Intel (INTC) is a strong value-based company with growing assets. Many critics argue that Intel will eventually fall by the wayside, similar to Research in Motion (RIMM) or Cisco (CSCO), and that a new company, such as Advanced Micro Devices (AMD), will take its place . Fundamentally, Intel is strong and the company, although losing market share to AMD, is diversifying its business to recoup market share in other businesses.
Intel is very stable, trading at 3.2 times its book value. This is slightly higher than the industry average. However, if you compare the company to AMD - its largest competitor - you will see that Intel has room to run (AMD's book value is at 4 times its current price).
Price to Sales
At this time, Intel's price to sales is at 2.4, which is 0.6 below the industry average - meaning that Intel's share price may have room to run. This also reflects why it may be trading at a premium to the average book value for the industry.

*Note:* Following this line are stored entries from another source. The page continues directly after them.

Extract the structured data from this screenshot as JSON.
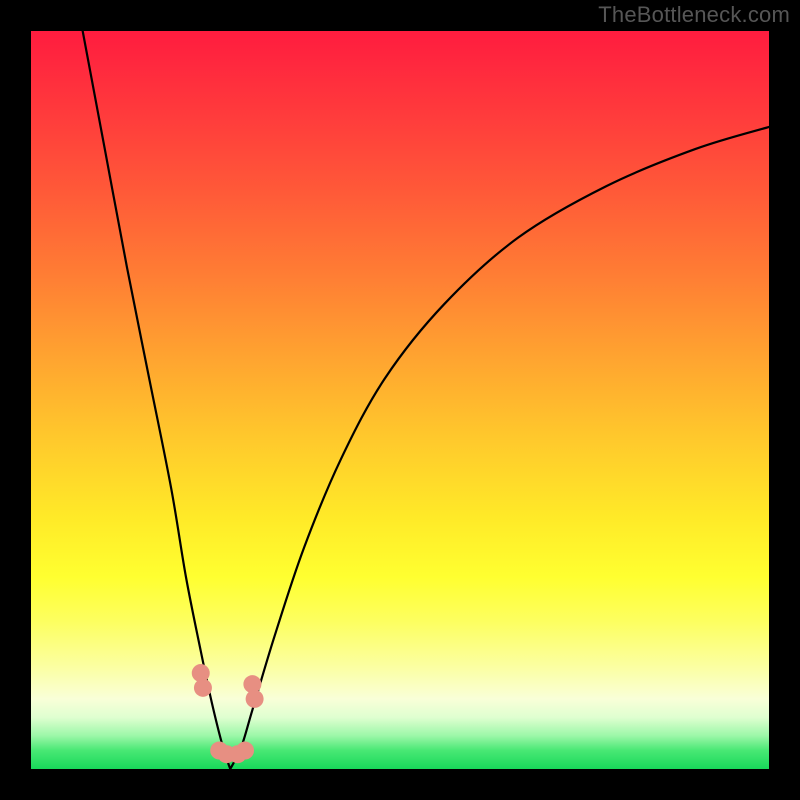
{
  "watermark": "TheBottleneck.com",
  "chart_data": {
    "type": "line",
    "title": "",
    "xlabel": "",
    "ylabel": "",
    "xlim": [
      0,
      100
    ],
    "ylim": [
      0,
      100
    ],
    "description": "Bottleneck curve over a red-yellow-green vertical gradient. Two curved black branches descend from top-left and top-right towards a narrow minimum near x≈27. A thin green band at the very bottom indicates the optimal (bottleneck-free) region. Small salmon-colored markers sit on the curve near the minimum.",
    "gradient_stops": [
      {
        "offset": 0.0,
        "color": "#ff1c3f"
      },
      {
        "offset": 0.11,
        "color": "#ff3a3c"
      },
      {
        "offset": 0.22,
        "color": "#ff5a38"
      },
      {
        "offset": 0.33,
        "color": "#ff7d34"
      },
      {
        "offset": 0.44,
        "color": "#ffa330"
      },
      {
        "offset": 0.55,
        "color": "#ffc82c"
      },
      {
        "offset": 0.66,
        "color": "#ffea28"
      },
      {
        "offset": 0.74,
        "color": "#ffff30"
      },
      {
        "offset": 0.8,
        "color": "#fdff60"
      },
      {
        "offset": 0.86,
        "color": "#fbffa0"
      },
      {
        "offset": 0.905,
        "color": "#f9ffd8"
      },
      {
        "offset": 0.93,
        "color": "#dfffd0"
      },
      {
        "offset": 0.955,
        "color": "#9cf7a8"
      },
      {
        "offset": 0.975,
        "color": "#48e874"
      },
      {
        "offset": 1.0,
        "color": "#18d85a"
      }
    ],
    "series": [
      {
        "name": "left-branch",
        "x": [
          7,
          10,
          13,
          16,
          19,
          21,
          23,
          24.5,
          26,
          27
        ],
        "y": [
          100,
          84,
          68,
          53,
          38,
          26,
          16,
          9,
          3,
          0
        ]
      },
      {
        "name": "right-branch",
        "x": [
          27,
          28.5,
          30,
          33,
          37,
          42,
          48,
          56,
          66,
          78,
          90,
          100
        ],
        "y": [
          0,
          3,
          8,
          18,
          30,
          42,
          53,
          63,
          72,
          79,
          84,
          87
        ]
      }
    ],
    "markers": [
      {
        "x": 23.0,
        "y": 13.0
      },
      {
        "x": 23.3,
        "y": 11.0
      },
      {
        "x": 30.0,
        "y": 11.5
      },
      {
        "x": 30.3,
        "y": 9.5
      },
      {
        "x": 25.5,
        "y": 2.5
      },
      {
        "x": 26.5,
        "y": 2.0
      },
      {
        "x": 28.0,
        "y": 2.0
      },
      {
        "x": 29.0,
        "y": 2.5
      }
    ],
    "marker_color": "#e78f82",
    "curve_color": "#000000",
    "curve_width": 2.2
  }
}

Now, with the foundation set, we look at the remaining metrics
Intel is well above the average with an operating margin of 35.10% or 351 cents per share. That means Intel is making, on average, 9 cents more per share! AMD earns 11 cents per share.
Return on Assets
Intel, again, is above average at 20.08%, beating the industry average by 3% - meaning that, on average, Intel's management team has had a better return on investments than the industry average.
Return on Equity
Intel misses the mark against the industry average, but excels when compared to its peers: Intel has an ROE of 27%. When compared to the industry average of 41.47%, it looks rough, but this can easily be explained. The return on equity is a measure of how much profit can be generated with shareholders' money and the larger the company is, the harder it becomes to generate a higher return. This has been addressed by Warren Buffett many times.
Now let's look at the return on equity for Intel when compared to its peers. Intel has an ROE of 27% while its peers have an ROE of 18.26%; again this shows Intel's profitability and stability when compared to a smaller and more agile firm.
Return on Investment
Intel again shines with a 24.16% return on investment. So, out of the fundamental "management ranking" ratios, we have Intel topping the charts.
Even though the fundamentals are interesting, they are just the beginning. In February of this year, Intel bought McAfee, Inc for $7.7 billion and finalized the deal to buy Infineon's (OTCPK:IFNNF) wireless division for $1.4 billion.
Now the McAfee deal makes one pause, but think about it like this: Most PCs - at least the PCs in my house - have an Intel chip in them and many come installed with McAfee security essentials. So, while the synergy is not quite apparent, it does lend itself as a bargaining chip for contracts with different PC manufacturers.
The Infineon deal was great for Intel. Looking at companies such as Cisco (CSCO) and Alcatel (ALU), who are trying to shift the market into wireless technology, Intel will need a leg up to remain competitive and that is exactly what the Infineon purchase offers.
Moving beyond the new markets that Intel is now reaching, or planning to reach, Intel's dividend is rock solid at a 3.42% yield and the dividend continues to grow, making this an ideal value play. If market conditions remain the same, Intel could hit $25 by the end of the year.